Sometimes when the move appeared to be particularly daring we, the women, clapped heartily whilst the men slapped each other on the back with unbridled gusto as though the skier’s accomplishment was their own personal victory. When, now and again, the skiers tumbled down, legs splayed, staring red-faced into the eye of the camera and into our faces, we burst out laughing at these Europeans frolicking in the snow, while we sat in the heat of our night.

No one quite knew what to make of yodeling. Neither song nor ululation it was nonetheless hilarious, guaranteed to make us double over clutching our breasts and bellies. Later the children began to call every white they saw ‘hee-hoooo’ as in ‘Yodeleyheehooo’.

When I went to their homes to drink black tea and gossip the women would ask, ‘Well girl. This place where it is so cold. England. What is it like? There are buildings, we have seen in films and on picture postcards, which rise so high their tips disappear into the clouds. Is this so?’

‘So high that when you reach the top you can see the face of God.’

And they would laugh, shocked that my tongue could wrap itself around such weighty words. May God forgive you, girl.

But why do these whites behave so like children in their country and here they cannot shape their faces into a smile?

‘It is the heat that prevents hem,’ I would say.

‘Ay girl, you can lie so.

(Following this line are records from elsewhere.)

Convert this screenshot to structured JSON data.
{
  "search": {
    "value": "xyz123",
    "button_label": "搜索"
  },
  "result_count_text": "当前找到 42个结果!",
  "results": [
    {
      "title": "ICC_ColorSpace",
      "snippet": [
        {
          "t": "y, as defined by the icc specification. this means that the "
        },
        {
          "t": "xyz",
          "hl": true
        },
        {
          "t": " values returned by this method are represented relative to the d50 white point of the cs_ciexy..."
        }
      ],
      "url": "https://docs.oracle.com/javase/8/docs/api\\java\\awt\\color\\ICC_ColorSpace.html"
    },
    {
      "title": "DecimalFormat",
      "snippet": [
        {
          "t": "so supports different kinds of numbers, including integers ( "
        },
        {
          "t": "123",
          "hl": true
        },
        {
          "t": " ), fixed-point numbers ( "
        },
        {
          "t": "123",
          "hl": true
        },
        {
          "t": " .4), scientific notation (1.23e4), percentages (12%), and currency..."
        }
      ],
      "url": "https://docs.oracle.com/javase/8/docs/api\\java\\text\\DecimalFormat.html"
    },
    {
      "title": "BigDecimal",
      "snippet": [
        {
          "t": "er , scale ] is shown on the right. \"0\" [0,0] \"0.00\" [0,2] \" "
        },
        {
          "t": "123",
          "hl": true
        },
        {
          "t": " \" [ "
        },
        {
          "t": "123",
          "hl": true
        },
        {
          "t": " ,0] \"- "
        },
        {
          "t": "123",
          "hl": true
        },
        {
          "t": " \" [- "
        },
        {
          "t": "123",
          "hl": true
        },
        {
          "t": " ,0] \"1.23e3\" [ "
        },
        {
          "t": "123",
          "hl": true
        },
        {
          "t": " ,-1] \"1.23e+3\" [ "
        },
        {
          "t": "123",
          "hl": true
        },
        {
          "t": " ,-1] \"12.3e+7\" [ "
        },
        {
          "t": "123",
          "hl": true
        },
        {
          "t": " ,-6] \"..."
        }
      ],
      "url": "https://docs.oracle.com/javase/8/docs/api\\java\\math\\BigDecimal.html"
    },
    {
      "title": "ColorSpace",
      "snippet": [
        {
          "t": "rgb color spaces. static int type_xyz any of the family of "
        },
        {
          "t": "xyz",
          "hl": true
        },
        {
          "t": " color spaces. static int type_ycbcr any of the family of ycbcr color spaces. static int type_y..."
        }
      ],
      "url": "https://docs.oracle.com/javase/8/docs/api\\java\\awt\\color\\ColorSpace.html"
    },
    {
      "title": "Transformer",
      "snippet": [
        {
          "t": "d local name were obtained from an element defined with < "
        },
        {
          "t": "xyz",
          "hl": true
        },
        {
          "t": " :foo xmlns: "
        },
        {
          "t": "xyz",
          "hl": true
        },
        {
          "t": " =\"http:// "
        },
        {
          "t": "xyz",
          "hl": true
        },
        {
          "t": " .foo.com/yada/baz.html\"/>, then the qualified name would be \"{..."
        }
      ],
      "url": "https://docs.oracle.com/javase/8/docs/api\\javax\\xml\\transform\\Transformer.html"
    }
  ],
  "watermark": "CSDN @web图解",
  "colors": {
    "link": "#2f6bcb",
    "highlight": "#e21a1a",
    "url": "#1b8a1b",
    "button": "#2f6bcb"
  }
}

Where did you learn such a skill?’

‘In the land of the whites.’

‘This we can believe. Yes. In the land of the cinema is where you learned to lie for surely ice does not fall from the skies and that is white sand and no one, not even your whites, will see the face of God until they die.’

Comments: Nancee Oku Bright is a documentary filmmaker, writer and Principal Officer at the United Nations. She was born in Liberia, and this recollection of a visit to her homeland appears to refer to the 1980s. Seeing in the Dark is a collection of commissioned reminiscences of cinemagoing.